Disease-metabolite association matrix construction

As one of the most successful technologies for recommender systems [39], collaborative filtering has been developed and improved over the past decade. In this study, we define associations between metabolites and diseases based on Collaborative Filtering and build the association matrix. The process of constructing the association matrix between diseases and metabolites is shown in Fig. 9. Firstly, the initial association matrix of diseases and metabolites is constructed based on the known associations between diseases and metabolites. Because it is a 0–1 matrix and its data is sparse, the unknown associations between metabolites and diseases can be calculated with disease similarities and metabolite similarities. As a result, we can get an association matrix of diseases and metabolites.

We firstly define the association matrix of diseases and metabolites as follows:

Definition 1 Matrix MDR = [mdr(m,d)]_|M||D| is the association matrix of diseases and metabolites, where |M| represents the number of disease-related metabolites and |D| is the number of metabolite-related diseases; mdr(m, d) is the association degree of metabolite m and disease d.
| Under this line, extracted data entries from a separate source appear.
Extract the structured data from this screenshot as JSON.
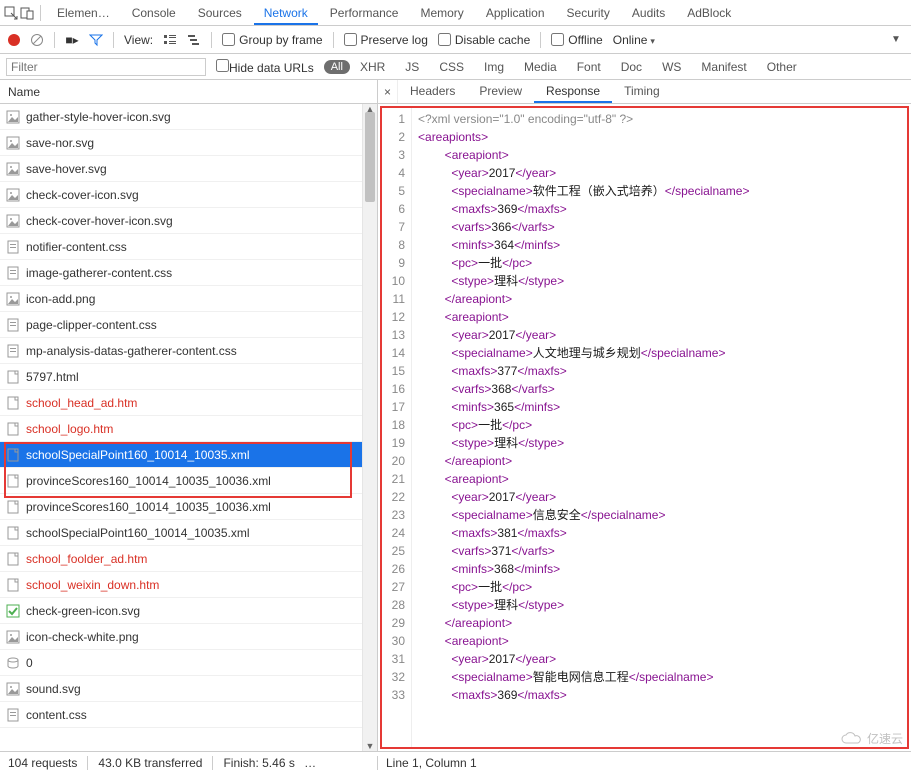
{
  "tabs": {
    "items": [
      "Elemen…",
      "Console",
      "Sources",
      "Network",
      "Performance",
      "Memory",
      "Application",
      "Security",
      "Audits",
      "AdBlock"
    ],
    "active_index": 3
  },
  "toolbar": {
    "view_label": "View:",
    "group_by_frame": "Group by frame",
    "preserve_log": "Preserve log",
    "disable_cache": "Disable cache",
    "offline": "Offline",
    "throttling": "Online"
  },
  "filterbar": {
    "placeholder": "Filter",
    "hide_data_urls": "Hide data URLs",
    "all_pill": "All",
    "types": [
      "XHR",
      "JS",
      "CSS",
      "Img",
      "Media",
      "Font",
      "Doc",
      "WS",
      "Manifest",
      "Other"
    ]
  },
  "left": {
    "header": "Name",
    "rows": [
      {
        "name": "gather-style-hover-icon.svg",
        "icon": "img",
        "red": false
      },
      {
        "name": "save-nor.svg",
        "icon": "img",
        "red": false
      },
      {
        "name": "save-hover.svg",
        "icon": "img",
        "red": false
      },
      {
        "name": "check-cover-icon.svg",
        "icon": "img",
        "red": false
      },
      {
        "name": "check-cover-hover-icon.svg",
        "icon": "img",
        "red": false
      },
      {
        "name": "notifier-content.css",
        "icon": "css",
        "red": false
      },
      {
        "name": "image-gatherer-content.css",
        "icon": "css",
        "red": false
      },
      {
        "name": "icon-add.png",
        "icon": "img",
        "red": false
      },
      {
        "name": "page-clipper-content.css",
        "icon": "css",
        "red": false
      },
      {
        "name": "mp-analysis-datas-gatherer-content.css",
        "icon": "css",
        "red": false
      },
      {
        "name": "5797.html",
        "icon": "doc",
        "red": false
      },
      {
        "name": "school_head_ad.htm",
        "icon": "doc",
        "red": true
      },
      {
        "name": "school_logo.htm",
        "icon": "doc",
        "red": true
      },
      {
        "name": "schoolSpecialPoint160_10014_10035.xml",
        "icon": "doc",
        "red": false,
        "selected": true
      },
      {
        "name": "provinceScores160_10014_10035_10036.xml",
        "icon": "doc",
        "red": false
      },
      {
        "name": "provinceScores160_10014_10035_10036.xml",
        "icon": "doc",
        "red": false
      },
      {
        "name": "schoolSpecialPoint160_10014_10035.xml",
        "icon": "doc",
        "red": false
      },
      {
        "name": "school_foolder_ad.htm",
        "icon": "doc",
        "red": true
      },
      {
        "name": "school_weixin_down.htm",
        "icon": "doc",
        "red": true
      },
      {
        "name": "check-green-icon.svg",
        "icon": "img",
        "red": false,
        "check": true
      },
      {
        "name": "icon-check-white.png",
        "icon": "img",
        "red": false
      },
      {
        "name": "0",
        "icon": "data",
        "red": false
      },
      {
        "name": "sound.svg",
        "icon": "img",
        "red": false
      },
      {
        "name": "content.css",
        "icon": "css",
        "red": false
      }
    ]
  },
  "right": {
    "tabs": [
      "Headers",
      "Preview",
      "Response",
      "Timing"
    ],
    "active_index": 2,
    "cursor": "Line 1, Column 1",
    "code_lines": [
      {
        "n": 1,
        "html": "<span class='c-decl'>&lt;?xml version=\"1.0\" encoding=\"utf-8\" ?&gt;</span>"
      },
      {
        "n": 2,
        "html": "<span class='c-punc'>&lt;</span><span class='c-tag'>areapionts</span><span class='c-punc'>&gt;</span>"
      },
      {
        "n": 3,
        "html": "        <span class='c-punc'>&lt;</span><span class='c-tag'>areapiont</span><span class='c-punc'>&gt;</span>"
      },
      {
        "n": 4,
        "html": "          <span class='c-punc'>&lt;</span><span class='c-tag'>year</span><span class='c-punc'>&gt;</span><span class='c-text'>2017</span><span class='c-punc'>&lt;/</span><span class='c-tag'>year</span><span class='c-punc'>&gt;</span>"
      },
      {
        "n": 5,
        "html": "          <span class='c-punc'>&lt;</span><span class='c-tag'>specialname</span><span class='c-punc'>&gt;</span><span class='c-cjk'>软件工程（嵌入式培养）</span><span class='c-punc'>&lt;/</span><span class='c-tag'>specialname</span><span class='c-punc'>&gt;</span>"
      },
      {
        "n": 6,
        "html": "          <span class='c-punc'>&lt;</span><span class='c-tag'>maxfs</span><span class='c-punc'>&gt;</span><span class='c-text'>369</span><span class='c-punc'>&lt;/</span><span class='c-tag'>maxfs</span><span class='c-punc'>&gt;</span>"
      },
      {
        "n": 7,
        "html": "          <span class='c-punc'>&lt;</span><span class='c-tag'>varfs</span><span class='c-punc'>&gt;</span><span class='c-text'>366</span><span class='c-punc'>&lt;/</span><span class='c-tag'>varfs</span><span class='c-punc'>&gt;</span>"
      },
      {
        "n": 8,
        "html": "          <span class='c-punc'>&lt;</span><span class='c-tag'>minfs</span><span class='c-punc'>&gt;</span><span class='c-text'>364</span><span class='c-punc'>&lt;/</span><span class='c-tag'>minfs</span><span class='c-punc'>&gt;</span>"
      },
      {
        "n": 9,
        "html": "          <span class='c-punc'>&lt;</span><span class='c-tag'>pc</span><span class='c-punc'>&gt;</span><span class='c-cjk'>一批</span><span class='c-punc'>&lt;/</span><span class='c-tag'>pc</span><span class='c-punc'>&gt;</span>"
      },
      {
        "n": 10,
        "html": "          <span class='c-punc'>&lt;</span><span class='c-tag'>stype</span><span class='c-punc'>&gt;</span><span class='c-cjk'>理科</span><span class='c-punc'>&lt;/</span><span class='c-tag'>stype</span><span class='c-punc'>&gt;</span>"
      },
      {
        "n": 11,
        "html": "        <span class='c-punc'>&lt;/</span><span class='c-tag'>areapiont</span><span class='c-punc'>&gt;</span>"
      },
      {
        "n": 12,
        "html": "        <span class='c-punc'>&lt;</span><span class='c-tag'>areapiont</span><span class='c-punc'>&gt;</span>"
      },
      {
        "n": 13,
        "html": "          <span class='c-punc'>&lt;</span><span class='c-tag'>year</span><span class='c-punc'>&gt;</span><span class='c-text'>2017</span><span class='c-punc'>&lt;/</span><span class='c-tag'>year</span><span class='c-punc'>&gt;</span>"
      },
      {
        "n": 14,
        "html": "          <span class='c-punc'>&lt;</span><span class='c-tag'>specialname</span><span class='c-punc'>&gt;</span><span class='c-cjk'>人文地理与城乡规划</span><span class='c-punc'>&lt;/</span><span class='c-tag'>specialname</span><span class='c-punc'>&gt;</span>"
      },
      {
        "n": 15,
        "html": "          <span class='c-punc'>&lt;</span><span class='c-tag'>maxfs</span><span class='c-punc'>&gt;</span><span class='c-text'>377</span><span class='c-punc'>&lt;/</span><span class='c-tag'>maxfs</span><span class='c-punc'>&gt;</span>"
      },
      {
        "n": 16,
        "html": "          <span class='c-punc'>&lt;</span><span class='c-tag'>varfs</span><span class='c-punc'>&gt;</span><span class='c-text'>368</span><span class='c-punc'>&lt;/</span><span class='c-tag'>varfs</span><span class='c-punc'>&gt;</span>"
      },
      {
        "n": 17,
        "html": "          <span class='c-punc'>&lt;</span><span class='c-tag'>minfs</span><span class='c-punc'>&gt;</span><span class='c-text'>365</span><span class='c-punc'>&lt;/</span><span class='c-tag'>minfs</span><span class='c-punc'>&gt;</span>"
      },
      {
        "n": 18,
        "html": "          <span class='c-punc'>&lt;</span><span class='c-tag'>pc</span><span class='c-punc'>&gt;</span><span class='c-cjk'>一批</span><span class='c-punc'>&lt;/</span><span class='c-tag'>pc</span><span class='c-punc'>&gt;</span>"
      },
      {
        "n": 19,
        "html": "          <span class='c-punc'>&lt;</span><span class='c-tag'>stype</span><span class='c-punc'>&gt;</span><span class='c-cjk'>理科</span><span class='c-punc'>&lt;/</span><span class='c-tag'>stype</span><span class='c-punc'>&gt;</span>"
      },
      {
        "n": 20,
        "html": "        <span class='c-punc'>&lt;/</span><span class='c-tag'>areapiont</span><span class='c-punc'>&gt;</span>"
      },
      {
        "n": 21,
        "html": "        <span class='c-punc'>&lt;</span><span class='c-tag'>areapiont</span><span class='c-punc'>&gt;</span>"
      },
      {
        "n": 22,
        "html": "          <span class='c-punc'>&lt;</span><span class='c-tag'>year</span><span class='c-punc'>&gt;</span><span class='c-text'>2017</span><span class='c-punc'>&lt;/</span><span class='c-tag'>year</span><span class='c-punc'>&gt;</span>"
      },
      {
        "n": 23,
        "html": "          <span class='c-punc'>&lt;</span><span class='c-tag'>specialname</span><span class='c-punc'>&gt;</span><span class='c-cjk'>信息安全</span><span class='c-punc'>&lt;/</span><span class='c-tag'>specialname</span><span class='c-punc'>&gt;</span>"
      },
      {
        "n": 24,
        "html": "          <span class='c-punc'>&lt;</span><span class='c-tag'>maxfs</span><span class='c-punc'>&gt;</span><span class='c-text'>381</span><span class='c-punc'>&lt;/</span><span class='c-tag'>maxfs</span><span class='c-punc'>&gt;</span>"
      },
      {
        "n": 25,
        "html": "          <span class='c-punc'>&lt;</span><span class='c-tag'>varfs</span><span class='c-punc'>&gt;</span><span class='c-text'>371</span><span class='c-punc'>&lt;/</span><span class='c-tag'>varfs</span><span class='c-punc'>&gt;</span>"
      },
      {
        "n": 26,
        "html": "          <span class='c-punc'>&lt;</span><span class='c-tag'>minfs</span><span class='c-punc'>&gt;</span><span class='c-text'>368</span><span class='c-punc'>&lt;/</span><span class='c-tag'>minfs</span><span class='c-punc'>&gt;</span>"
      },
      {
        "n": 27,
        "html": "          <span class='c-punc'>&lt;</span><span class='c-tag'>pc</span><span class='c-punc'>&gt;</span><span class='c-cjk'>一批</span><span class='c-punc'>&lt;/</span><span class='c-tag'>pc</span><span class='c-punc'>&gt;</span>"
      },
      {
        "n": 28,
        "html": "          <span class='c-punc'>&lt;</span><span class='c-tag'>stype</span><span class='c-punc'>&gt;</span><span class='c-cjk'>理科</span><span class='c-punc'>&lt;/</span><span class='c-tag'>stype</span><span class='c-punc'>&gt;</span>"
      },
      {
        "n": 29,
        "html": "        <span class='c-punc'>&lt;/</span><span class='c-tag'>areapiont</span><span class='c-punc'>&gt;</span>"
      },
      {
        "n": 30,
        "html": "        <span class='c-punc'>&lt;</span><span class='c-tag'>areapiont</span><span class='c-punc'>&gt;</span>"
      },
      {
        "n": 31,
        "html": "          <span class='c-punc'>&lt;</span><span class='c-tag'>year</span><span class='c-punc'>&gt;</span><span class='c-text'>2017</span><span class='c-punc'>&lt;/</span><span class='c-tag'>year</span><span class='c-punc'>&gt;</span>"
      },
      {
        "n": 32,
        "html": "          <span class='c-punc'>&lt;</span><span class='c-tag'>specialname</span><span class='c-punc'>&gt;</span><span class='c-cjk'>智能电网信息工程</span><span class='c-punc'>&lt;/</span><span class='c-tag'>specialname</span><span class='c-punc'>&gt;</span>"
      },
      {
        "n": 33,
        "html": "          <span class='c-punc'>&lt;</span><span class='c-tag'>maxfs</span><span class='c-punc'>&gt;</span><span class='c-text'>369</span><span class='c-punc'>&lt;/</span><span class='c-tag'>maxfs</span><span class='c-punc'>&gt;</span>"
      }
    ]
  },
  "status": {
    "requests": "104 requests",
    "transferred": "43.0 KB transferred",
    "finish": "Finish: 5.46 s"
  },
  "watermark": "亿速云"
}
Based on the known mapping between diseases and metabolites, we can get the initial association matrix MDR_init, the initial association degree mdr_init(m, d) of metabolite m and disease d can be defined as follows:

$$md{r}_{init}(m,d)=\left\{\begin{array}{ccc}\begin{array}{c}1\\ 0\end{array}& & \begin{array}{c}d\in {D}_{m}\\ otherwise\end{array}\end{array}\right.$$

(1)

where D_m represents the set of diseases related to metabolite m. If there exists any association between metabolite m and disease d, the association degree is 1; otherwise, it is 0.

It can be seen from Definition 1 that the number of diseases |D| is 248, the number of metabolites |M| is 600. But |M| ×|D| is much larger than the number of associations between diseases and metabolites. In other words, the initial association matrix is very sparse.
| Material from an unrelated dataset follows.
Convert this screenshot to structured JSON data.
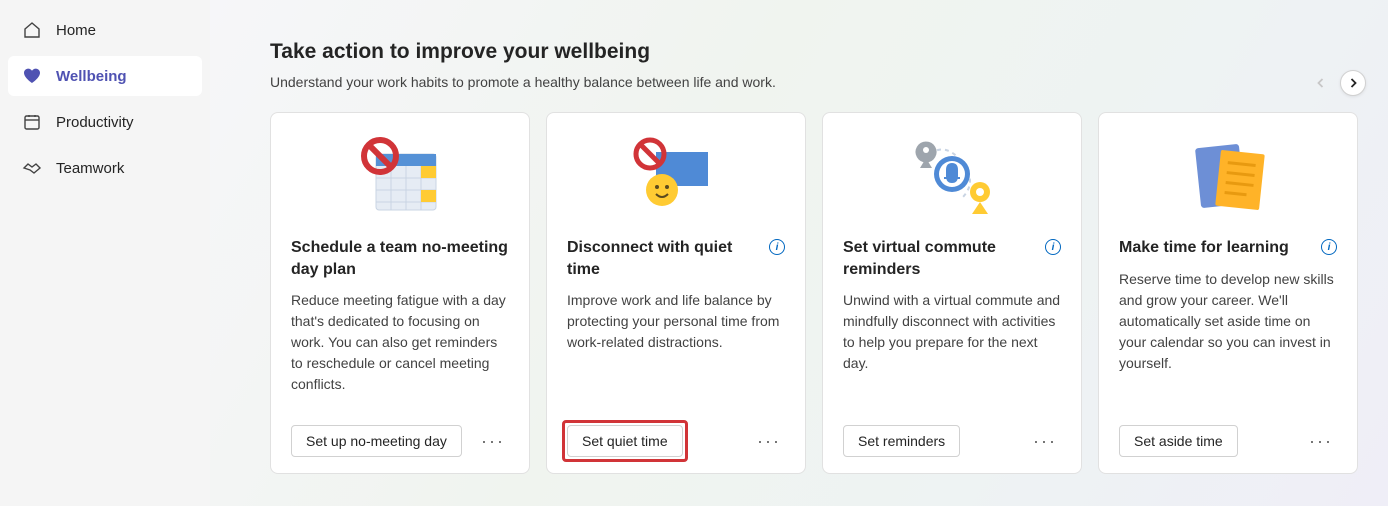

In order to solve the problem of data sparsity in the matrix, the disease similarities and metabolite similarities are used to complete the unknown associations in the matrix. In this paper, FNSemSim [40], which we previously developed, is used to calculate disease similarities. This method calculates disease similarities by a fused gene functional network composed of HumanNet [41] and FunCoup [42]. The results show that FNSemSim has a good performance for calculating similarities between diseases. Now, given the disease d₁ and disease d₂, if d₁ ∈ D and d₂ ∈ D, where D is the set of disease terms related to metabolites, then the similarity between disease d₁ and disease d₂ can be calculated by FNSemSim, denoted as FNSim(d₁, d₂).

We extract the text mining scores from STITCH [43] as the similarities of metabolites in this study. In the compound network of STITCH, the text association between compounds is quantified as a statistical score through corpus collection, word segmentation, name recognition, entity relationship integration. Here we extract these text scores between compounds. Based on the mapping between compounds and metabolites from HMDB, the text score between metabolite m₁ and metabolite m₂ can be denoted as ST(m₁, m₂). So the literature similarity between metabolite m₁ and metabolite m₂ is defined as follows:

$$MSim({m}_{1},{m}_{2})=\frac{{ST}_{max}-ST({m}_{1},{m}_{2})}{{ST}_{max}-{ST}_{min}}$$

(2)

where ST_max and ST_min represent the maximum and minimum scores among all metabolites respectively. The standardized score is considered as the similarity between metabolites. After obtaining similarities between diseases and metabolites, we complete the unknown associations in the initial matrix MDR_init.

There are some diseases not associated with metabolite m in the matrix, but some connections between them and diseases associated with metabolite m can be built based on the disease similarities. So for ∀m ∈ M, d ∈ D, the association between metabolite m and disease d based on disease similarity is defined by Formula (3):

$$D{F}_{d,m}=\left\{\begin{array}{ccc}\begin{array}{c}md{r}_{init}(m,d)\\ MAX(FNSim(d,{d}_{i}))\end{array}& & \begin{array}{c}d\in {D}_{m}\\ {d}_{i}\in {D}_{m},d\notin {D}_{m}\end{array}\end{array}\right.$$

(3)

where D_m is the set of diseases related to metabolite m, and D_m ⊆ D, 1 ≤ i ≤|D_m|. Disease d_i represents any disease in D_m.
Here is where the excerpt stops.